In developing her message, Halsband reached out to leaders in the growing movement of equity advocacy in architecture—including Rosa Sheng, FAIA, of Equity by Design (see her curated guide to the AIA Conference here) and Harvard’s Toshiko Mori, FAIA, who was among the prominent female architects who staged a flash mob demonstration at the Venice Architecture Biennale last month. Through these conversations, Halsband’s message has taken a more intersectional approach that encompasses all people in the industry.

“I think part of this frustration and these new resolutions is that things aren't happening fast enough,” says Sheng, principal and director of equity, diversity and inclusion at SmithGroupJJR. In 2015, she brought forward a resolution to make the ideals her current job title enumerates become priorities within the AIA, which led to the creation of a committee to devise strategies to change the culture. “It's a solution that has to happen from both sides. Institutional change, cultural change does take a while, but it's more permanent in its effects. But then in the immediacy, there's activism, there's a grassroots demand for change.” 

It’s a feeling that resonates with other leaders in the industry as well. “There are different moments in time when you realize you have to state your values a little louder a little bit more thoughtfully or collectively or put them in writing,” says Carole Wedge, FAIA, of Shepley Bulfinch, who signed the initial statement.

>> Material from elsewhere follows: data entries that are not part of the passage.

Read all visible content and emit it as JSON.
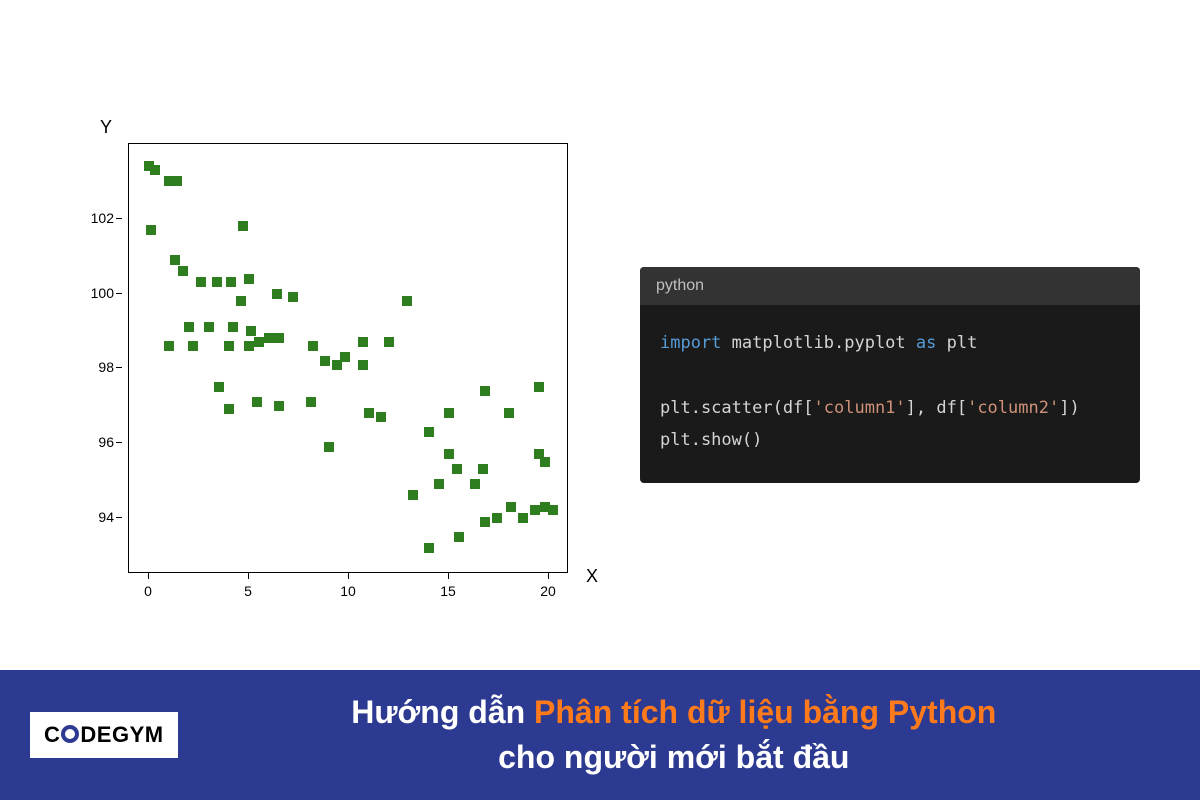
{
  "chart_data": {
    "type": "scatter",
    "xlabel": "X",
    "ylabel": "Y",
    "xlim": [
      -1,
      21
    ],
    "ylim": [
      92.5,
      104
    ],
    "x_ticks": [
      0,
      5,
      10,
      15,
      20
    ],
    "y_ticks": [
      94,
      96,
      98,
      100,
      102
    ],
    "marker_color": "#2e7d1f",
    "points": [
      {
        "x": 0.0,
        "y": 103.4
      },
      {
        "x": 0.3,
        "y": 103.3
      },
      {
        "x": 1.0,
        "y": 103.0
      },
      {
        "x": 1.4,
        "y": 103.0
      },
      {
        "x": 0.1,
        "y": 101.7
      },
      {
        "x": 1.3,
        "y": 100.9
      },
      {
        "x": 1.7,
        "y": 100.6
      },
      {
        "x": 4.7,
        "y": 101.8
      },
      {
        "x": 2.6,
        "y": 100.3
      },
      {
        "x": 3.4,
        "y": 100.3
      },
      {
        "x": 4.1,
        "y": 100.3
      },
      {
        "x": 5.0,
        "y": 100.4
      },
      {
        "x": 4.6,
        "y": 99.8
      },
      {
        "x": 6.4,
        "y": 100.0
      },
      {
        "x": 7.2,
        "y": 99.9
      },
      {
        "x": 2.0,
        "y": 99.1
      },
      {
        "x": 3.0,
        "y": 99.1
      },
      {
        "x": 4.2,
        "y": 99.1
      },
      {
        "x": 5.1,
        "y": 99.0
      },
      {
        "x": 6.0,
        "y": 98.8
      },
      {
        "x": 6.5,
        "y": 98.8
      },
      {
        "x": 1.0,
        "y": 98.6
      },
      {
        "x": 2.2,
        "y": 98.6
      },
      {
        "x": 4.0,
        "y": 98.6
      },
      {
        "x": 5.0,
        "y": 98.6
      },
      {
        "x": 5.5,
        "y": 98.7
      },
      {
        "x": 8.2,
        "y": 98.6
      },
      {
        "x": 8.8,
        "y": 98.2
      },
      {
        "x": 9.4,
        "y": 98.1
      },
      {
        "x": 9.8,
        "y": 98.3
      },
      {
        "x": 10.7,
        "y": 98.7
      },
      {
        "x": 10.7,
        "y": 98.1
      },
      {
        "x": 12.0,
        "y": 98.7
      },
      {
        "x": 3.5,
        "y": 97.5
      },
      {
        "x": 4.0,
        "y": 96.9
      },
      {
        "x": 5.4,
        "y": 97.1
      },
      {
        "x": 6.5,
        "y": 97.0
      },
      {
        "x": 12.9,
        "y": 99.8
      },
      {
        "x": 8.1,
        "y": 97.1
      },
      {
        "x": 9.0,
        "y": 95.9
      },
      {
        "x": 11.0,
        "y": 96.8
      },
      {
        "x": 11.6,
        "y": 96.7
      },
      {
        "x": 14.0,
        "y": 96.3
      },
      {
        "x": 15.0,
        "y": 96.8
      },
      {
        "x": 16.8,
        "y": 97.4
      },
      {
        "x": 18.0,
        "y": 96.8
      },
      {
        "x": 16.7,
        "y": 95.3
      },
      {
        "x": 15.0,
        "y": 95.7
      },
      {
        "x": 19.5,
        "y": 97.5
      },
      {
        "x": 14.5,
        "y": 94.9
      },
      {
        "x": 15.4,
        "y": 95.3
      },
      {
        "x": 16.3,
        "y": 94.9
      },
      {
        "x": 19.5,
        "y": 95.7
      },
      {
        "x": 19.8,
        "y": 95.5
      },
      {
        "x": 13.2,
        "y": 94.6
      },
      {
        "x": 14.0,
        "y": 93.2
      },
      {
        "x": 15.5,
        "y": 93.5
      },
      {
        "x": 16.8,
        "y": 93.9
      },
      {
        "x": 17.4,
        "y": 94.0
      },
      {
        "x": 18.1,
        "y": 94.3
      },
      {
        "x": 18.7,
        "y": 94.0
      },
      {
        "x": 19.3,
        "y": 94.2
      },
      {
        "x": 19.8,
        "y": 94.3
      },
      {
        "x": 20.2,
        "y": 94.2
      }
    ]
  },
  "code": {
    "header": "python",
    "line1_kw1": "import",
    "line1_mod": " matplotlib.pyplot ",
    "line1_kw2": "as",
    "line1_alias": " plt",
    "line2_a": "plt.scatter(df[",
    "line2_s1": "'column1'",
    "line2_b": "], df[",
    "line2_s2": "'column2'",
    "line2_c": "])",
    "line3": "plt.show()"
  },
  "banner": {
    "logo_part1": "C",
    "logo_part2": "DEGYM",
    "text_white1": "Hướng dẫn ",
    "text_orange": "Phân tích dữ liệu bằng Python",
    "text_white2": "cho người mới bắt đầu"
  }
}
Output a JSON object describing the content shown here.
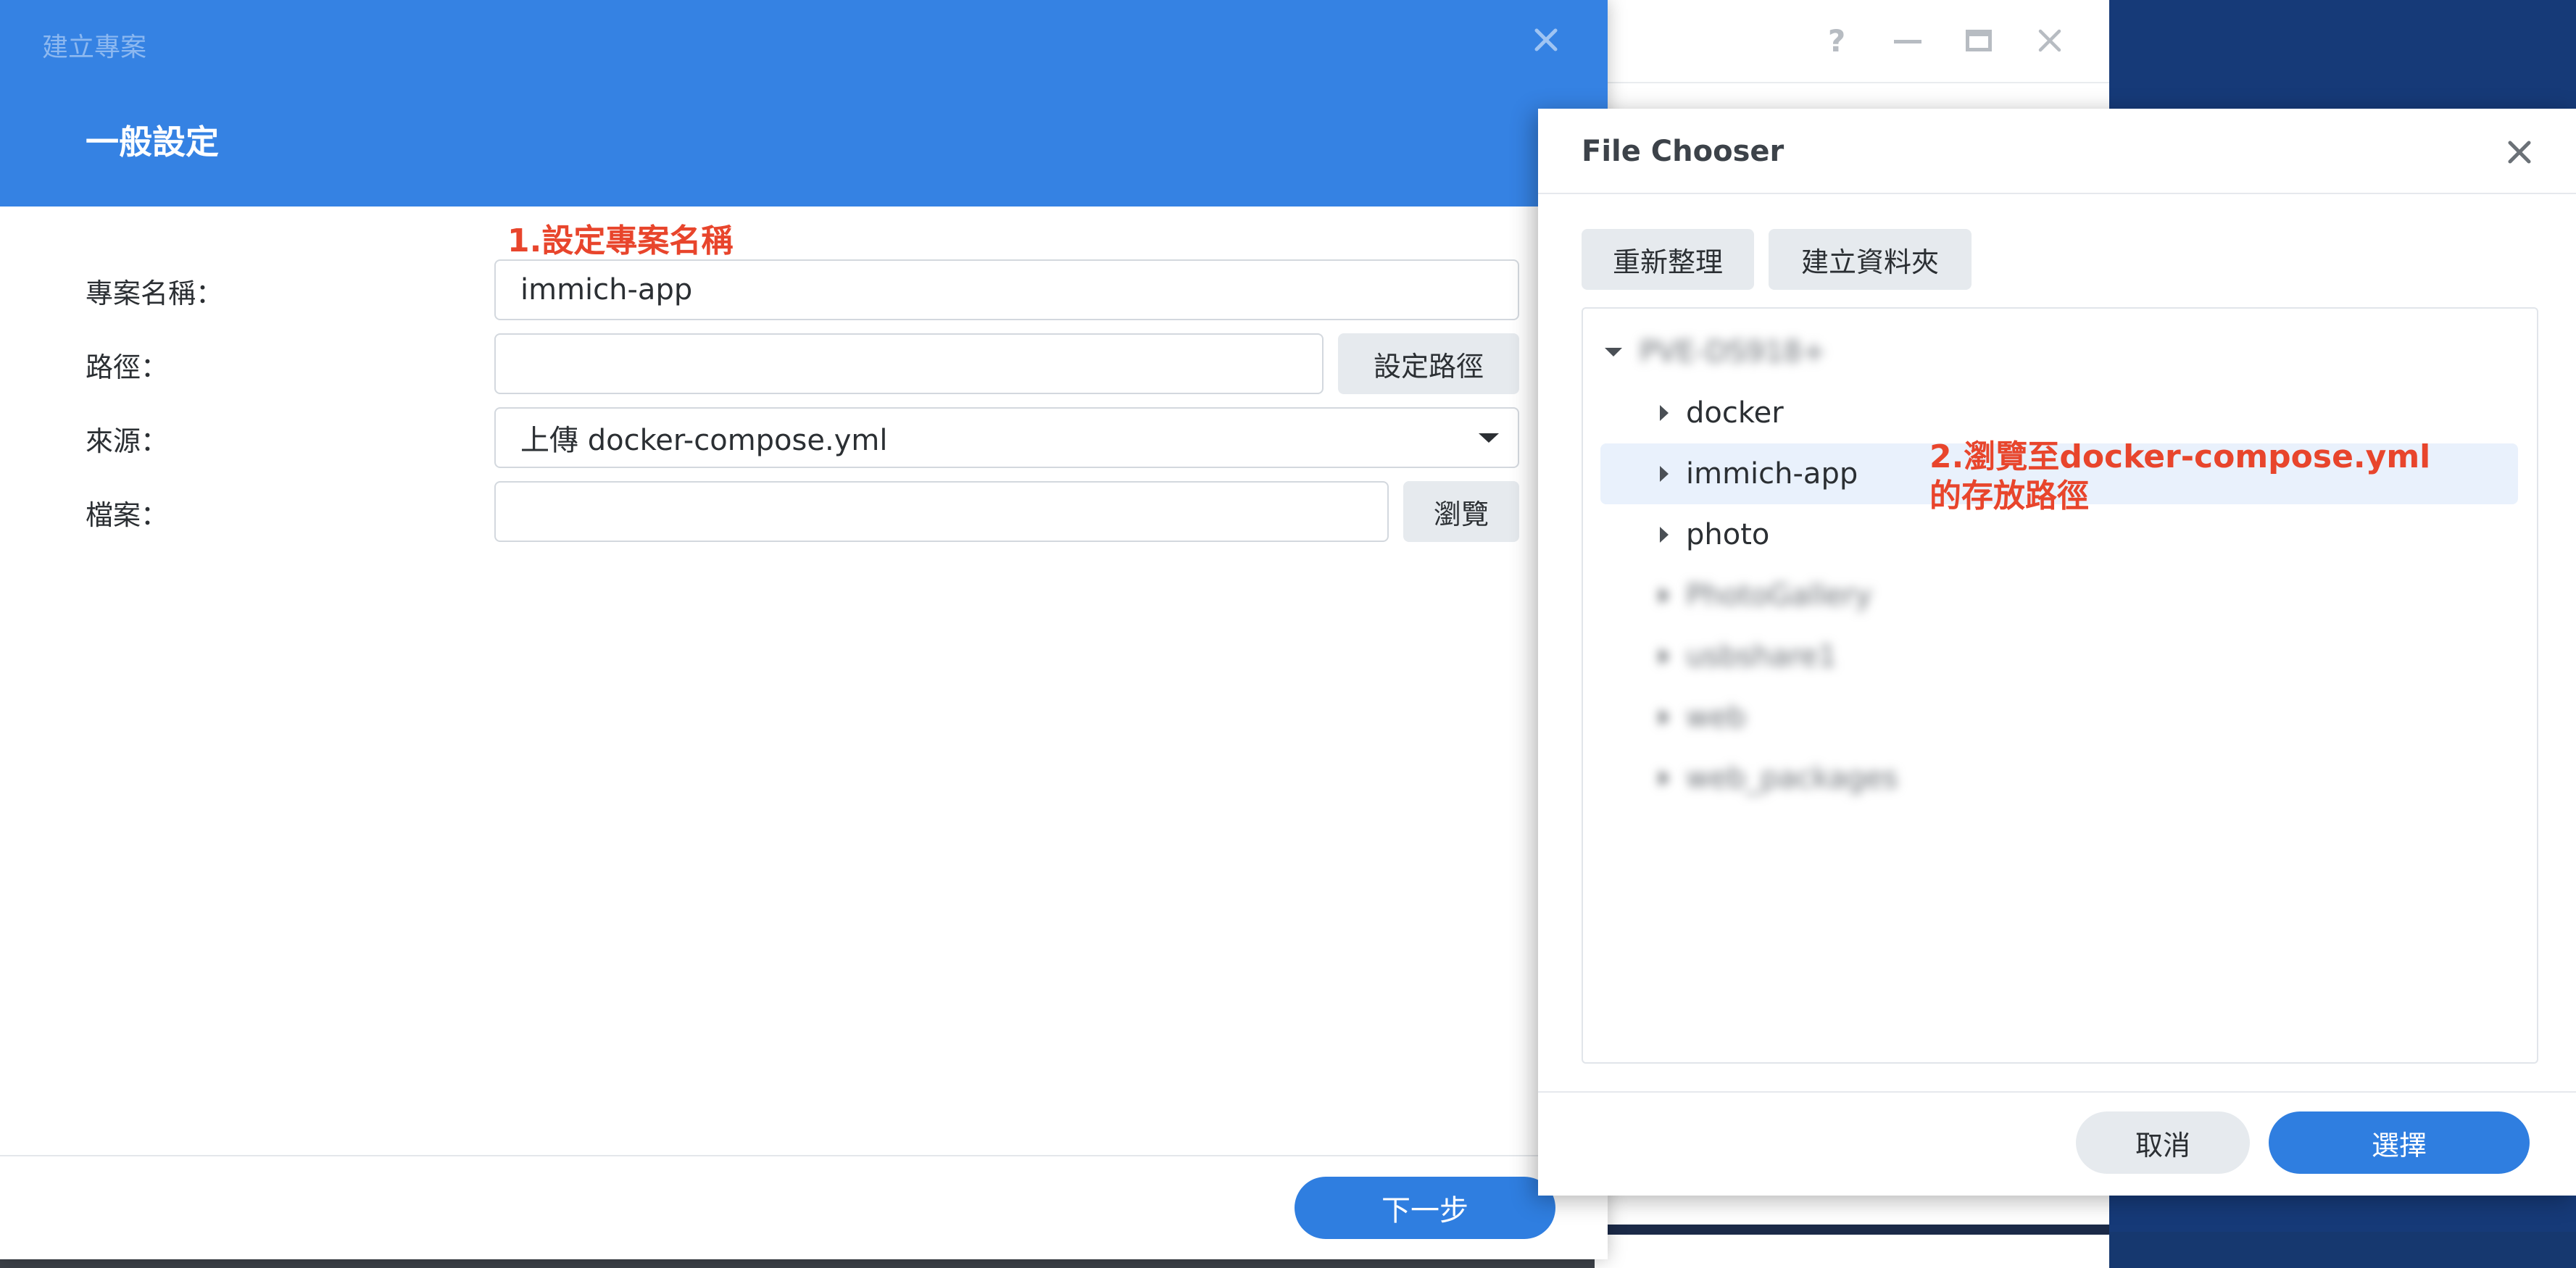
{
  "main_window": {
    "title": "建立專案",
    "section_title": "一般設定",
    "annotation": "1.設定專案名稱",
    "fields": {
      "project_name_label": "專案名稱：",
      "project_name_value": "immich-app",
      "path_label": "路徑：",
      "path_value": "",
      "set_path_button": "設定路徑",
      "source_label": "來源：",
      "source_value": "上傳 docker-compose.yml",
      "file_label": "檔案：",
      "file_value": "",
      "browse_button": "瀏覽"
    },
    "next_button": "下一步"
  },
  "back_window": {
    "help_glyph": "?"
  },
  "file_chooser": {
    "title": "File Chooser",
    "refresh_button": "重新整理",
    "new_folder_button": "建立資料夾",
    "tree": {
      "root": "PVE-DS918+",
      "items": [
        {
          "label": "docker"
        },
        {
          "label": "immich-app",
          "selected": true
        },
        {
          "label": "photo"
        },
        {
          "label": "PhotoGallery",
          "obscured": true
        },
        {
          "label": "usbshare1",
          "obscured": true
        },
        {
          "label": "web",
          "obscured": true
        },
        {
          "label": "web_packages",
          "obscured": true
        }
      ]
    },
    "annotation_line1": "2.瀏覽至docker-compose.yml",
    "annotation_line2": "的存放路徑",
    "cancel_button": "取消",
    "select_button": "選擇"
  },
  "colors": {
    "header_blue": "#3582e3",
    "primary_button": "#2f7ee0",
    "annotation_red": "#e8452c",
    "selected_row": "#e9f1fc"
  }
}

This Monday, the AIA sent an email to the College of Fellows (COF) highlighting the Institute’s recent “activities to combat sexual harassment in the profession,” signed by 2018 AIA President Carl Elefante, FAIA, and 2018 COF Chancellor Raymond G. Post, Jr., FAIA. The email, which did not directly address the resolution, highlighted recent developments, such as a Model Harassment Policy, as well as two sessions on sexual harassment at convention. Elefante says the message was the second in a series of updates shared with AIA leadership to make sure “the discourse [is] based on the facts of the matter.”  

But while Halsband’s petition claims not enough has been done, Elefante is quick to cite a number of ongoing initiatives, including a review of the current Code of Ethics by the National Ethics Council, which will present its recommendations in September. “I think that we are doing this with all due diligence and also due haste; being deliberate also matters. We want to establish changes that are laying the foundation for a culture change,” Elefante says. He points out that beyond the new wave of awareness of discrimination in the workplace, the field of architecture is also contending with a massive generational shift— Millennials will replace some 20,000 Baby Boomers within the industry in coming decade—at the same time the world is entering a process of mass urbanization. “I believe it's a threshold moment for the architectural profession, and it's not just in this regard,” Elefante says, referring to diversity and inclusion. And that, he says, will require dramatic shifts of thinking in the industry at large.

“I applaud all of that,” Halsband says of the efforts described in the AIA email. “But that’s a little different than just saying, ‘We’re coming out with a statement of where we stand.’ I’m not seeing quite that. I think there’s still work to do. The hundreds of people who have signed on all believe there’s still work to do.”

Like many evolved in the discussion, Halsband sees today’s challenges as issues that architects are uniquely suited to address. “We imagine that our buildings are actually contributing to a better civic and cultural life...we think we have a higher purpose,” Halsband says. “So who better than architects?”